Perbedaan mendasar antara kedua sanksi ini terletak pada tujuan dan orientasinya. Sanksi pidana dimaksudkan untuk memberikan penderitaan yang setimpal kepada pelaku sebagai bentuk pencelaan terhadap perbuatannya, dengan harapan menimbulkan efek jera. Sementara itu, sanksi tindakan lebih bersifat mendidik, melindungi masyarakat, serta memperbaiki perilaku pelaku agar tidak mengulangi perbuatannya.
Dengan demikian, double track system tidak hanya memandang pelaku sebagai pihak yang harus dihukum, tetapi juga sebagai individu yang masih memiliki kesempatan untuk diperbaiki, terutama bagi mereka yang terjerumus sebagai pengguna karena faktor lingkungan atau tekanan sosial.
Secara teori, double track system memberikan keseimbangan antara aspek retributif (pembalasan) dan aspek preventif-rehabilitatif. Namun, efektivitasnya di lapangan masih bergantung pada banyak faktor, seperti penegakan hukum yang konsisten, fasilitas rehabilitasi yang memadai, dan dukungan masyarakat. Tanpa dukungan tersebut, penerapan sistem ini berisiko berat sebelah—cenderung hanya menekankan pada pemidanaan dan mengabaikan rehabilitasi.

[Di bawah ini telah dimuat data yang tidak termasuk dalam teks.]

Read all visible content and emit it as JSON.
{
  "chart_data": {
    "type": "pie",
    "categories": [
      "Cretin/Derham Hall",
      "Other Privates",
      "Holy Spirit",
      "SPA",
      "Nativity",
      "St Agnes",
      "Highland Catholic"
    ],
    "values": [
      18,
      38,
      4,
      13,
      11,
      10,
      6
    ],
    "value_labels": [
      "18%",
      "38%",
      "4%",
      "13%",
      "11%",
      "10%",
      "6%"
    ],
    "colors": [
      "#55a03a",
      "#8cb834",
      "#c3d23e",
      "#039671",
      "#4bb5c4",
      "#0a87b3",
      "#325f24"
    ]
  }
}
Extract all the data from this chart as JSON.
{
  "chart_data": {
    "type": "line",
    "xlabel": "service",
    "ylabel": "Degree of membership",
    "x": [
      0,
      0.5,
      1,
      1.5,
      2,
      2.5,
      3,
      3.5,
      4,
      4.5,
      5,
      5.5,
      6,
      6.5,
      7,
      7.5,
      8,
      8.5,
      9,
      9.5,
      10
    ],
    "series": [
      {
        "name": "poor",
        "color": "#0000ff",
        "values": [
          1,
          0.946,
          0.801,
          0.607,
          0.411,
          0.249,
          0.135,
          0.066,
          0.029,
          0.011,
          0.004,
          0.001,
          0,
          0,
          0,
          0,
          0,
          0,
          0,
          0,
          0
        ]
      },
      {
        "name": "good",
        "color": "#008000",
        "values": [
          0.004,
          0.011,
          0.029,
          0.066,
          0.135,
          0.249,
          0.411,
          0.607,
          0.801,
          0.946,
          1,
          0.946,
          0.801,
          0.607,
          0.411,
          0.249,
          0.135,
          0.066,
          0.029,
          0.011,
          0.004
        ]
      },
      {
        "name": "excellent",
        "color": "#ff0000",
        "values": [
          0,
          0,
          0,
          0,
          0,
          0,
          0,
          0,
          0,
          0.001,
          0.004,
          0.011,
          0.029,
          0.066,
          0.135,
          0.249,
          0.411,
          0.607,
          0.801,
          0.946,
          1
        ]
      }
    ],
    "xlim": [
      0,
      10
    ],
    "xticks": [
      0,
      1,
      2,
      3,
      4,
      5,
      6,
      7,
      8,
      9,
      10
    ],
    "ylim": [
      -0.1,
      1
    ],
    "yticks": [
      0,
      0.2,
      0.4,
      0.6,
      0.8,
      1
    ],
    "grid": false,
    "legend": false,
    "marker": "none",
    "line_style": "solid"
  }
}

Selain itu, implementasi sistem ini memerlukan pemahaman yang lebih di antara aparat penegak hukum, mulai dari penyidik, jaksa, hingga hakim. Perbedaan persepsi sering kali membuat putusan yang seharusnya memberikan rehabilitasi justru berubah menjadi hukuman penjara, meskipun pelaku memenuhi kriteria sebagai pecandu yang memerlukan perawatan.
Sistem pemidanaan ganda dalam kasus narkotika adalah langkah strategis yang menggabungkan sanksi pidana dan sanksi tindakan, dengan tujuan tidak hanya menghukum tetapi juga membina pelaku. Undang-Undang Nomor 35 Tahun 2009 telah menyediakan landasan hukum yang jelas untuk penerapan sistem ini, termasuk kemungkinan rehabilitasi bagi pengguna narkotika.
Namun, keberhasilan sistem ini sangat bergantung pada keseriusan semua pihak pemerintah, aparat penegak hukum, dan masyarakat dalam menegakkan hukum sekaligus memberikan peluang pemulihan bagi pelaku. Jika dijalankan secara konsisten, double track system dapat menjadi salah satu instrumen efektif dalam memutus mata rantai penyalahgunaan narkotika di Indonesia.